What we have, thus far, is Jonah Hex with a more erudite narration voice. Slight tweak in that Hex is being his ornery self in the city. Slight tweak in that this is more of a mystery with a bit of the Victorian around the edges. A slightly larger tweak in that you’ve got all these historical Batman references floating around (Gotham City, Arkham, the Cobblepot family, etc.). While I’m not sure the last tweak doesn’t take me out of the narrative just a hair, it ends up being a slight more sophisticated book for the trouble as it moves away from western to historical mystery with a bad ass cowboy playing detective.
The art by Moritat is lovely. I have mixed feelings about the overly sepia-tone coloring scheme. Yes, I get they’re going for the look of ~1880s photographs, but this was more of “a look,” than “atmosphere,” at least for me.
Still, this is fine book.
Batman: The Dark Knight #1 wasn’t to the level of I, Vampire or All-Star Western, but I think I’ll put this one just over the line from promising to worth it. In the previous version of this series, the David Finch art was lovely, but forget about reading it. There was some confusion about when Paul Jenkins got installed as writer and at what level his writing contributions were. I’d say, at minimum, Jenkins has some plot input. If he doesn’t, he’s doing an excellent job of papering over what was weak writing before.
Nothing ground breaking here. Internal affairs looking into if Batman’s being aided by people inside the department and who’s bankrolling him. A mysterious new potential love interest. Another riot in Arkham Asylum. (Gee, Arkham riots in Detective and in Dark Night – both at relaunch – a little more variety from editorial, please?)
Just a nice Batman book that sets a little more in motion off the bat (pun intended) than the others. Not having the Damien character and all the Morrison 50s retro goofiness is also a major plus in my book.
Close but not quite
There’s a lot I like about Superman #1. There’s a whole sub-story of the Daily Planet getting bought by a larger media corporation and integrating with new media and television. Clark Kent is in the camp of sticking with the power of print, Lois Lane is executive producer of the TV and VP of new media. It’s a fairly well thought out subplot, and you figure with Morgan Edge having bought the Planet, it will come to the forefront in time. This is really what’s going on in modern journalism.
There’s a device of Superman’s fight with a monster being narrated by the newspaper article about it. I like that device, if not the execution of it.
This wasn’t a great Superman issue, but I like all the character dynamics of cast and where that’s going.
The problem was clunky dialogue. About everything third balloon didn’t work for me and that newspaper story narrating the battle just did not flow well. If the scripting layer can get better, this could be a good one, but the scripting needs serious work.
Oh, and I hate, hate, hate that new costume. Too metallic. The story about the little kid thinking Superman was a Transformer? I see why.

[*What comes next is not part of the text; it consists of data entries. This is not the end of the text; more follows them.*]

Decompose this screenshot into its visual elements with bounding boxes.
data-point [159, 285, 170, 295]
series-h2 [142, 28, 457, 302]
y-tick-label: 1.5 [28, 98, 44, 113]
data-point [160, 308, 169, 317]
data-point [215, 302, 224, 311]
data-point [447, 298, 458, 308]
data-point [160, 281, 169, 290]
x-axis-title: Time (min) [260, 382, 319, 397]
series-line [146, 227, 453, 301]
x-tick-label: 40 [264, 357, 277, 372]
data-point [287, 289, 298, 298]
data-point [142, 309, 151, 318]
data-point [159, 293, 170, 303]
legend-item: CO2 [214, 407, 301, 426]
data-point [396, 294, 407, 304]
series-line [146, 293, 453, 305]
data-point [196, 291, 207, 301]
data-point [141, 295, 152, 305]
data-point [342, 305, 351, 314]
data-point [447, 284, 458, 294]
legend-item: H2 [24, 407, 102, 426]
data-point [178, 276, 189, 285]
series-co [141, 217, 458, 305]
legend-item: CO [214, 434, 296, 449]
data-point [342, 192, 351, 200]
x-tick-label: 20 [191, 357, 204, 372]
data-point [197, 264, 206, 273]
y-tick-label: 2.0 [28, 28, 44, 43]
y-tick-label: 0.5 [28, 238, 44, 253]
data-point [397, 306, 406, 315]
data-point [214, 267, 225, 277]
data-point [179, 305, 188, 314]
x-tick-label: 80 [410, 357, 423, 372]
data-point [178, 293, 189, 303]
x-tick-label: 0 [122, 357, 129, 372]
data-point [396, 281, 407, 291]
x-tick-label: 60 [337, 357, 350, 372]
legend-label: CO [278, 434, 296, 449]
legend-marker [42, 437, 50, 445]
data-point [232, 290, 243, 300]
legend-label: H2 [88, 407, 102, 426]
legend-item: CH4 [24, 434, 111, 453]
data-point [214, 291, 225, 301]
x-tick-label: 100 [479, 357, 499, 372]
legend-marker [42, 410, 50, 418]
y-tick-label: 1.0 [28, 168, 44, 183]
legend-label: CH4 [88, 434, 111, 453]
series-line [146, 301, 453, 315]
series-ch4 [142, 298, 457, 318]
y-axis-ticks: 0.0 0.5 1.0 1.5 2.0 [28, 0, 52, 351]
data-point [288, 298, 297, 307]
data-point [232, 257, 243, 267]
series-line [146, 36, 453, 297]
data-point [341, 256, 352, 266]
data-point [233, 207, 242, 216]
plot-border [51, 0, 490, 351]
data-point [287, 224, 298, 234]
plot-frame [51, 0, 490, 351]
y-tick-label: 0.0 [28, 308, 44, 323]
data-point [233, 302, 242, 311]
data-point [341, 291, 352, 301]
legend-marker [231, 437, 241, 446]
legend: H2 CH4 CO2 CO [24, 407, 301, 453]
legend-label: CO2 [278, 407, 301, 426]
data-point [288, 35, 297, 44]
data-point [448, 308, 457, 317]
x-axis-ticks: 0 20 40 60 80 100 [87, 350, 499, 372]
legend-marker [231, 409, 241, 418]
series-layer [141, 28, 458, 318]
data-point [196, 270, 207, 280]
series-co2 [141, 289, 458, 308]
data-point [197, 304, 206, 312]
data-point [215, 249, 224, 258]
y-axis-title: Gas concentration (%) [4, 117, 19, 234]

Blech.
Green Lantern: New Guardians #1 recaps an origin for Kyle Rayner (without referencing Parallax/Hal Jordan directly… which begs some questions about whether his meltdown/possession happened). Sets the stage for what I gather is a rainbow team for multi-colored rings. Looks like there may be an emphasis on Kyle using his cartoonist side for ring-slinging that isn’t always there. An alright start, but not enough to convince me to jump on.